Mike ChiariFeatured ColumnistMarch 3, 2012

Photo courtesy of
Photo courtesy of

The 2012 Iditarod is set to start at 2 p.m. ET on Saturday in Anchorage, Alaska and will last at least eight days as the mushers and their dogs make their way to Nome. This year marks the 40th anniversary of the prestigious event, so it's sure to be an exciting race.

Since the race's inception in 1973, it has gained great notoriety as the premier sled-dog race in the United States and the world as a whole. Mushers from all different states and countries make the trip in hopes of one day being considered the best.

Here are some surprising and interesting facts that you need to know about the Iditarod before you start to follow it this year.


The 2012 Race Will Be the Shortest Ever

According to the Iditarod Web site, the 2012 race will be the shortest in the history of the event. With that said, it certainly won't be a walk in the park for the mushers or the dogs as they will have to cover 975 miles across the great state of Alaska. Previous to this year, the race has always lasted for at least 1,000 miles, and the course was often 1,049 miles long.

The significance of the number 1,049 is quite interesting. The 1,000 portion is simply to signify the loftiness of the race, while the 49 number represents Alaska's distinction as the 49th state to enter the union. Due to a change in the starting point and a change in trail conditions, though, it was decided that this year's race would break tradition and go for a "mere" 975 miles.


Rick Swenson is Most-Decorated Musher Ever

There have been a lot of great mushers to win the Iditarod over the years, but none has done it as many times as Rick Swenson. The Minnesota native last accomplished the feat in 1991, but he has won the race five times overall and continues to compete, even at the age of 62.

Swenson has been called "King of the Iditarod" by many and is a true iron man as evidenced by the fact that he is the only person to win the race in three different decades.

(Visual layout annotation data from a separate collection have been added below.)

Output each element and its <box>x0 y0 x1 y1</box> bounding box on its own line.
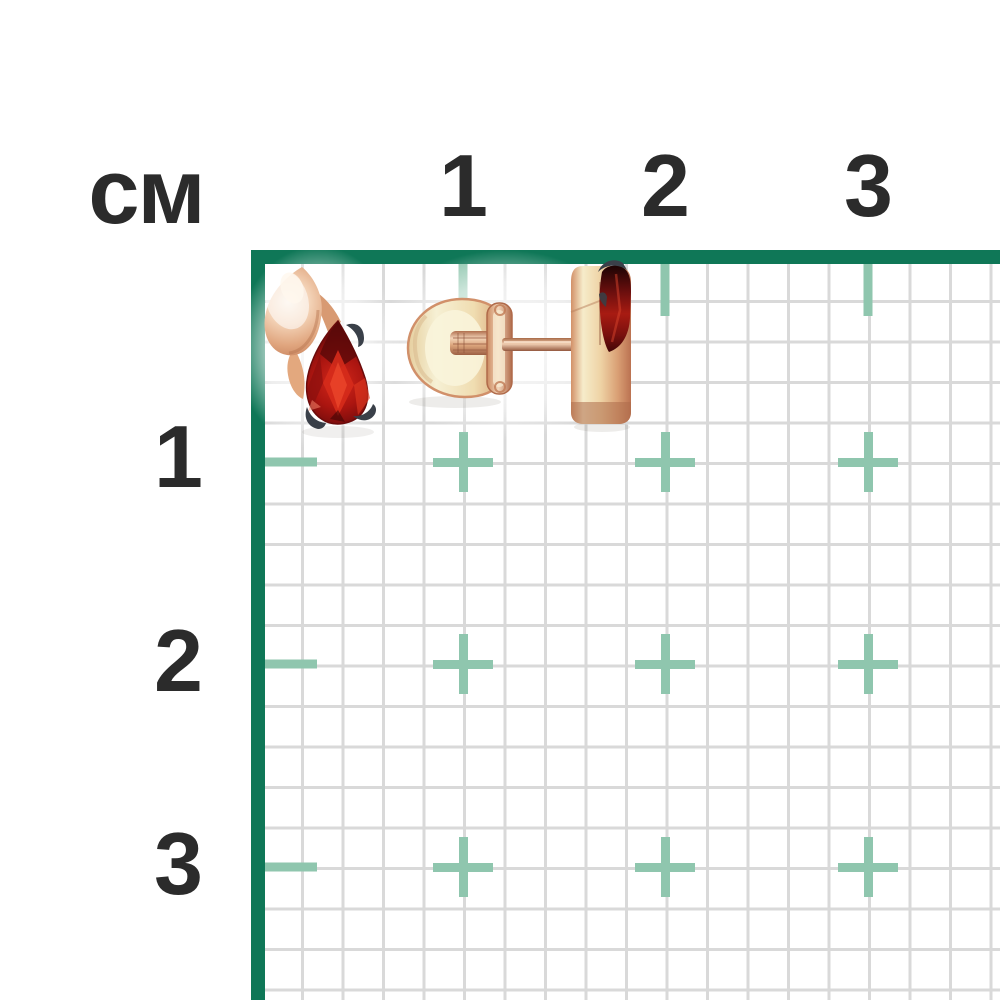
cm-cross-mark <box>838 634 898 694</box>
top-axis-tick-2: 2 <box>641 142 689 230</box>
cm-edge-tick-left-3 <box>265 863 317 872</box>
cm-cross-mark <box>433 634 493 694</box>
mount-bottom-shade <box>571 402 631 424</box>
shadow <box>302 426 374 438</box>
product-photo <box>250 250 670 470</box>
cm-edge-tick-left-2 <box>265 660 317 669</box>
shadow <box>409 396 501 408</box>
left-axis-tick-1: 1 <box>154 413 202 501</box>
unit-label: см <box>88 146 203 238</box>
cm-cross-mark <box>433 837 493 897</box>
cm-cross-mark <box>635 837 695 897</box>
cm-cross-mark <box>838 837 898 897</box>
cm-cross-mark <box>838 432 898 492</box>
top-axis-tick-1: 1 <box>439 142 487 230</box>
top-axis-tick-3: 3 <box>844 142 892 230</box>
cm-cross-mark <box>635 634 695 694</box>
left-axis-tick-3: 3 <box>154 820 202 908</box>
cm-edge-tick-top-3 <box>864 264 873 316</box>
left-axis-tick-2: 2 <box>154 617 202 705</box>
size-chart-product-image: см 1 2 3 1 2 3 <box>0 0 1000 1000</box>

Swenson can make even more history if he finds a way to win in 2012. Not only would he extend his wins record to six, but he would also be the first musher to win in four different decades. Although Swenson isn't considered to be as big of a competitor as he has been in the past, he definitely has the experience to be in the running.


The Iditarod Alternates Routes Every Year

One of the most interesting things about the Iditarod is that no race is the same two years in a row. That is because the race alternates routes on a yearly basis as the mushers run the northern trail on even years, and the southern trail on odd years. That would, of course, make 2012 a northern trail year.

There are several reasons for this switching, according to the Iditarod Web site.

Often the Iditarod can be a burden to the small villages that are passed through since there is plenty of commotion that comes with the race. By alternating the trails every year, it ensures that some villages only have to deal with it every other year. Also, it allows the race to pass through the ghost town of Iditarod, which is what the great race is named after.